Walmart cuts back on sales of guns and ammunition


photo by Christina Paraschiv

Walmart on Indiantown road

Walmart has recently cut back on the sales of guns and ammunition and has asked shoppers to refrain from carrying guns within its stores.

After multiple mass shootings across the country, including the Parkland, Fla. school shooting that killed 17, companies have started to implement bans on the sales of assault weapons and ammunition.

Within hours of a fatal Walmart shooting in Southaven, Miss. on July 30, where two employees died, the company released a statement saying customers were not allowed to carry weapons in their stores. Other retail outlets, like Kroger, also asked customers to refrain from carrying firearms openly in its stores.

“I think that any movement, any big corporations movement towards monitoring guns and supporting gun control, is a positive movement in our climate,” Lillian Gilbert, an Advanced Placement Language and Composition teacher, said.

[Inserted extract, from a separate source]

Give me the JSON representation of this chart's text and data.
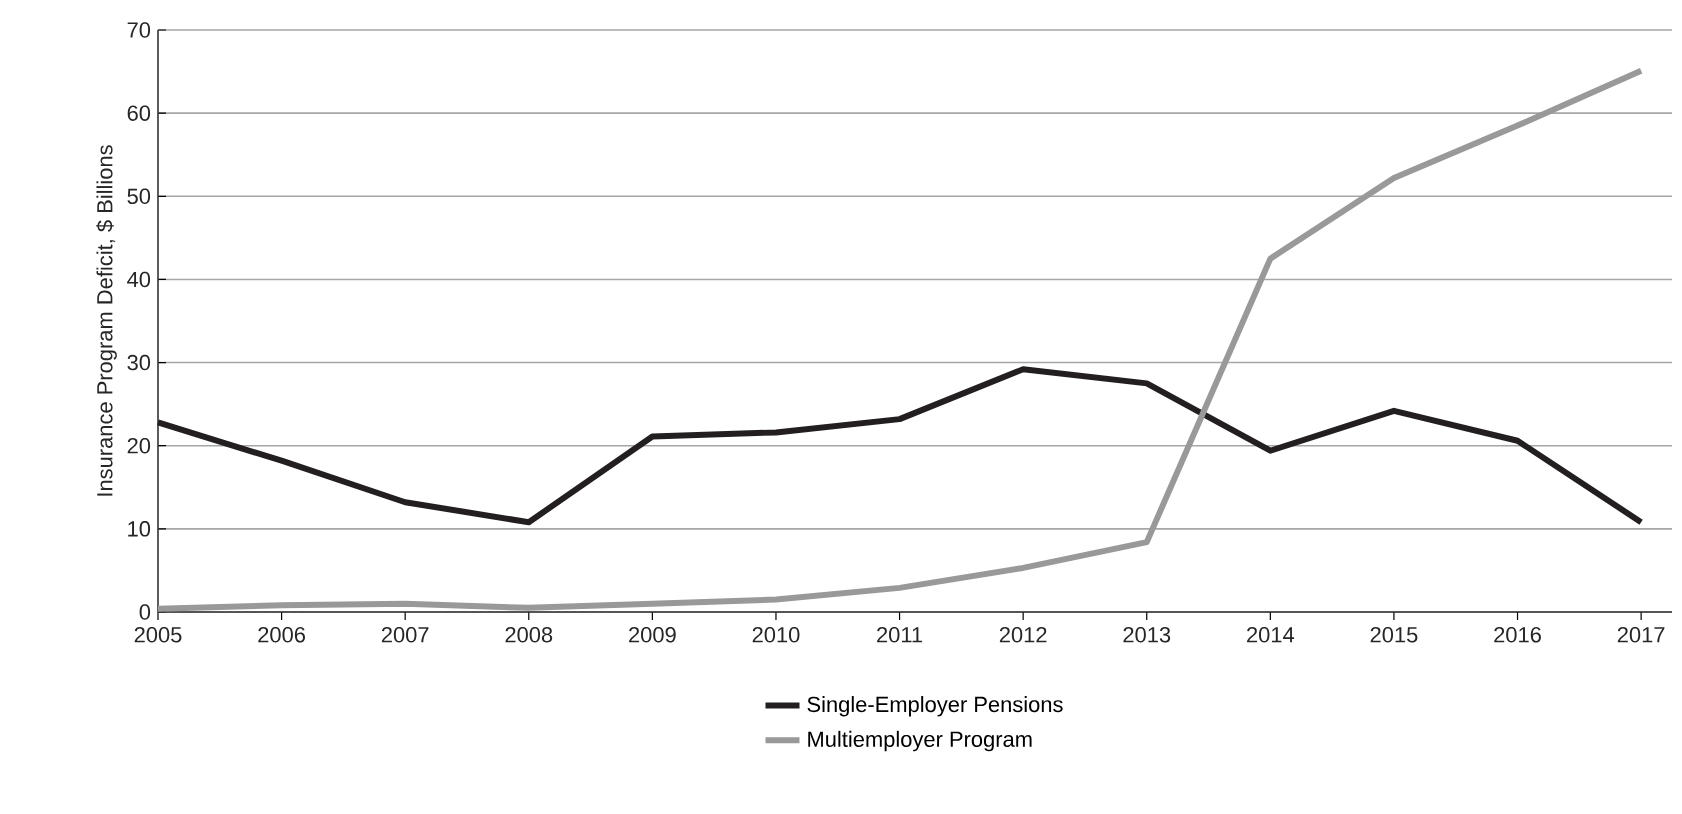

Walmart Supercenter in Jupiter is implementing procedures to reduce the sale of guns and ammunition, and many in the community are behind the bans.

“I know they don’t sell certain guns anymore, which I’m totally behind, as well as totally behind making it harder to purchase guns,” Jupiter High Assistant Principal Joe Lang said.

In addition to Walmart, local schools have put in place procedures to secure their campuses following the Parkland shooting.

“We are lucky to have two armed officers…I think that every school should have at least one depending on the size of the school, but I am 100% against teachers carrying guns,” Lang said.

Students and faculty at Jupiter High have increased protocol with code red drills, having one announced lockdown and nine unannounced. The high school has also placed more focus on mental health and has hired school counselors to address the needs of students.

“I do think we have to have a discussion about mental health, that we have to talk about it and that it’s something that can’t just be the teachers and administrators talking about mental health. The children have to get involved, the parents have to get involved, and that’s going to create a safer community…if we’re not just brushing it under the rug or hiding from you know, tough conversations,” Gilbert said.

With the addition of safety drills, police officers and mental health counselors, students across the county are forced to consider how safe they feel in school.

“Yes, for the most part, I do feel there could be better security by like maybe adding metal detectors or clear backpacks. Although I can understand why people wouldn’t want to do that,” senior Carley McCammon said.